The medical device giant sponsored a retrospective claims analysis of a large, nationally representative insurance claims database. The results — recently published in Osteoporosis International — found that among the thousands of patients prescribed opioids, 48.7% stopped using after a BKP or VP procedure.
Another 8.4% reduced their prescription refills post-procedure.
The study was unique because it evaluated the impact of BKP and VP procedures on opioid prescription fills as a primary outcome, according to Dr. Joshua Hirsch, corresponding study author and practicing physician at Massachusetts General Hospital. Hirsch, in a Medtronic news release, also noted that the study used a more extensive, real-world study population versus previous studies.
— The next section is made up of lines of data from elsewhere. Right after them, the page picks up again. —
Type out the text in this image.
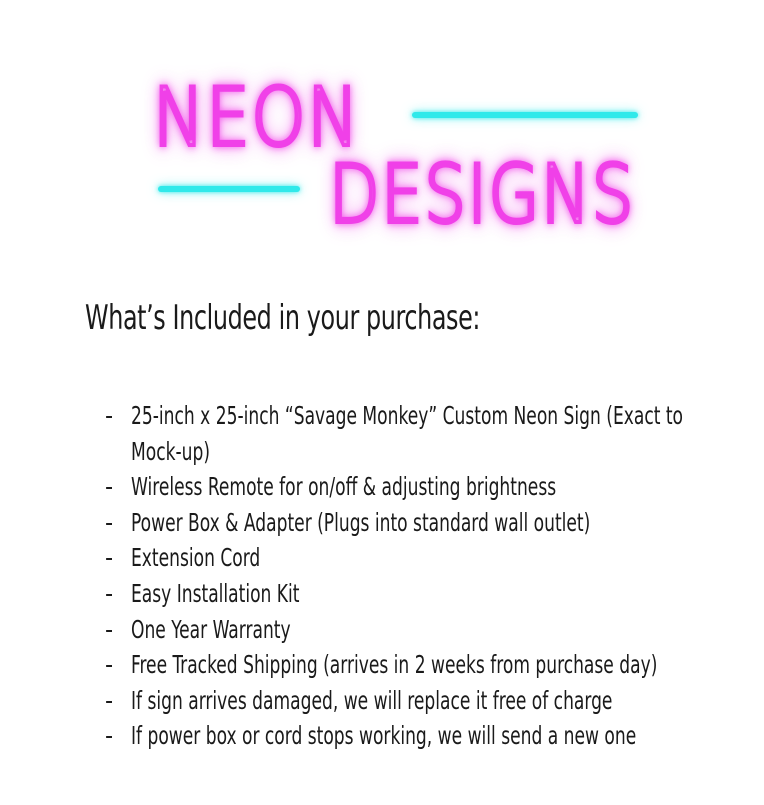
NEON
DESIGNS
What’s Included in your purchase:
- 25-inch x 25-inch “Savage Monkey” Custom Neon Sign (Exact to Mock-up)
- Wireless Remote for on/off & adjusting brightness
- Power Box & Adapter (Plugs into standard wall outlet)
- Extension Cord
- Easy Installation Kit
- One Year Warranty
- Free Tracked Shipping (arrives in 2 weeks from purchase day)
- If sign arrives damaged, we will replace it free of charge
- If power box or cord stops working, we will send a new one
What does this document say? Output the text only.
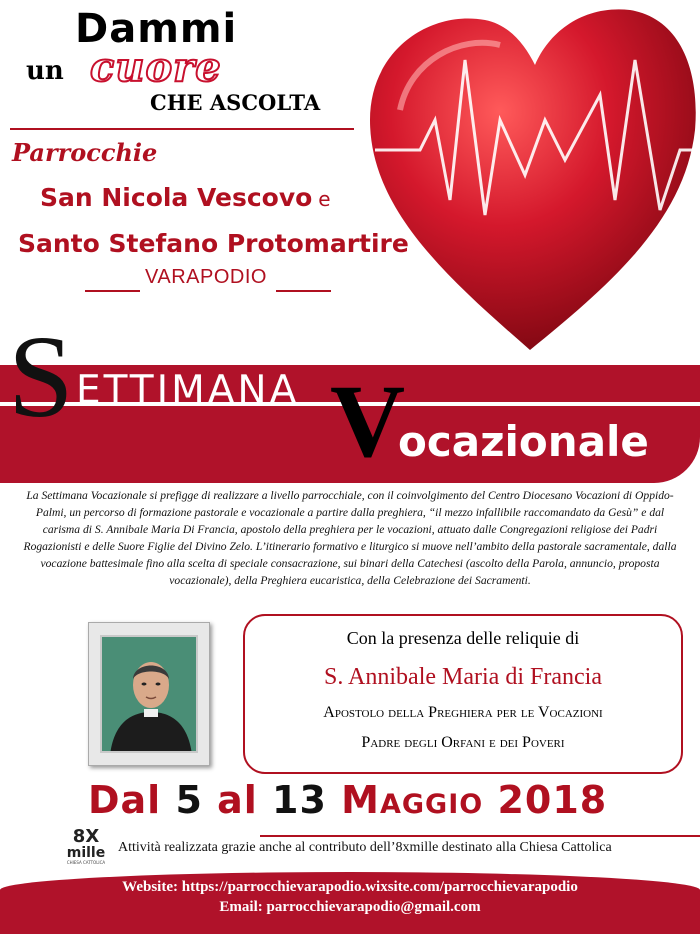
Dammi
un cuore
CHE ASCOLTA
Parrocchie
San Nicola Vescovo e
Santo Stefano Protomartire
VARAPODIO
S ETTIMANA V
ocazionale
La Settimana Vocazionale si prefigge di realizzare a livello parrocchiale, con il coinvolgimento del Centro Diocesano Vocazioni di Oppido-Palmi, un percorso di formazione pastorale e vocazionale a partire dalla preghiera, “il mezzo infallibile raccomandato da Gesù” e dal carisma di S. Annibale Maria Di Francia, apostolo della preghiera per le vocazioni, attuato dalle Congregazioni religiose dei Padri Rogazionisti e delle Suore Figlie del Divino Zelo. L’itinerario formativo e liturgico si muove nell’ambito della pastorale sacramentale, dalla vocazione battesimale fino alla scelta di speciale consacrazione, sui binari della Catechesi (ascolto della Parola, annuncio, proposta vocazionale), della Preghiera eucaristica, della Celebrazione dei Sacramenti.
Con la presenza delle reliquie di
S. Annibale Maria di Francia
Apostolo della Preghiera per le Vocazioni
Padre degli Orfani e dei Poveri
Dal 5 al 13 Maggio 2018
8X
mille
CHIESA CATTOLICA
Attività realizzata grazie anche al contributo dell’8xmille destinato alla Chiesa Cattolica
Website: https://parrocchievarapodio.wixsite.com/parrocchievarapodio
Email: parrocchievarapodio@gmail.com
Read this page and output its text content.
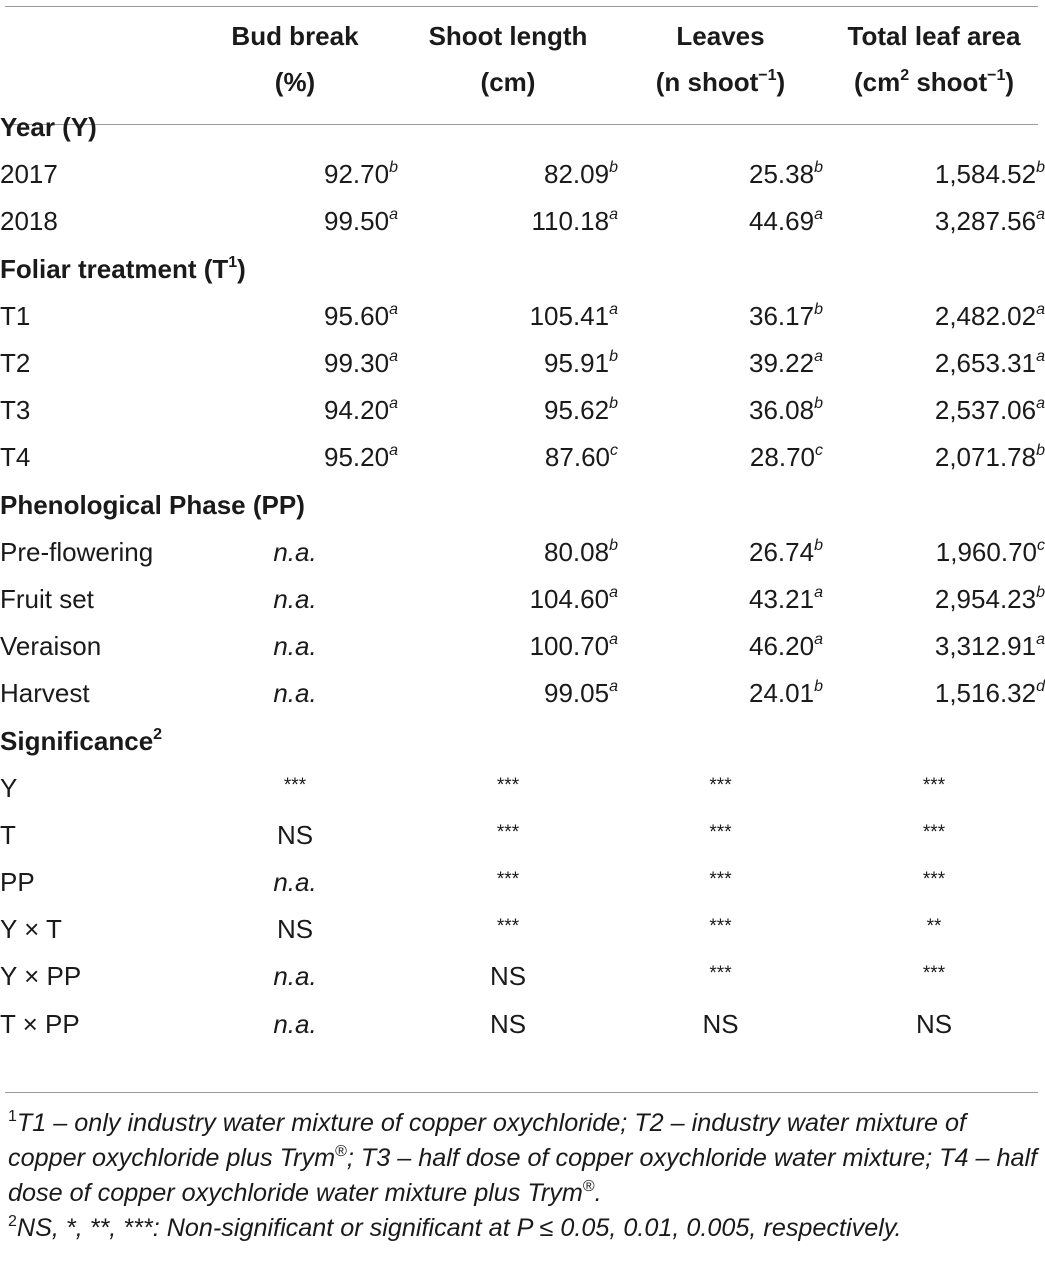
	Bud break	Shoot length	Leaves	Total leaf area
	(%)	(cm)	(n shoot$^{-1}$)	($cm^2$ shoot$^{-1}$)
Year (Y)				
2017	92.70$^b$	82.09$^b$	25.38$^b$	1,584.52$^b$
2018	99.50$^a$	110.18$^a$	44.69$^a$	3,287.56$^a$
Foliar treatment $(T^1)$				
T1	95.60$^a$	105.41$^a$	36.17$^b$	2,482.02$^a$
T2	99.30$^a$	95.91$^b$	39.22$^a$	2,653.31$^a$
T3	94.20$^a$	95.62$^b$	36.08$^b$	2,537.06$^a$
T4	95.20$^a$	87.60$^c$	28.70$^c$	2,071.78$^b$
Phenological Phase (PP)				
Pre-flowering	n.a.	80.08$^b$	26.74$^b$	1,960.70$^c$
Fruit set	n.a.	104.60$^a$	43.21$^a$	2,954.23$^b$
Veraison	n.a.	100.70$^a$	46.20$^a$	3,312.91$^a$
Harvest	n.a.	99.05$^a$	24.01$^b$	1,516.32$^d$
Significance$^2$
Y	***	***	***	***
T	NS	***	***	***
PP	n.a.	***	***	***
Y × T	NS	***	***	**
Y × PP	n.a.	NS	***	***
T × PP	n.a.	NS	NS	NS

$^1$T1 – only industry water mixture of copper oxychloride; T2 – industry water mixture of copper oxychloride plus Trym®; T3 – half dose of copper oxychloride water mixture; T4 – half dose of copper oxychloride water mixture plus Trym®.

$^2$NS, *, **, ***: Non-significant or significant at P ≤ 0.05, 0.01, 0.005, respectively.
“Given the current opioid epidemic and ongoing pain management crisis, we believe there is a need to better explore solutions that effectively address pain and support the elimination of oral opioids,” said Anu Codaty, VP and GM of Interventional Pain within Medtronic’s Neuromodulation business.
“Based on the findings of this study, there may be an added benefit for this patient population in reducing opioid-based harms,” Codaty said in a news release.
Medtronic’s Kyphon balloon kyphoplasty is a minimally invasive procedure in which cannulas smaller than drinking straws deliver balloons that lift fractured spine bone and return it to the correct position. A special cement fills the resulting cavity after balloon deflation.
The Kyphon V Premium vertebroplasty procedure uses a small-gauge osteo introducer. The introducer injects highly viscous bone cement into the trabeculae to stabilize a fracture.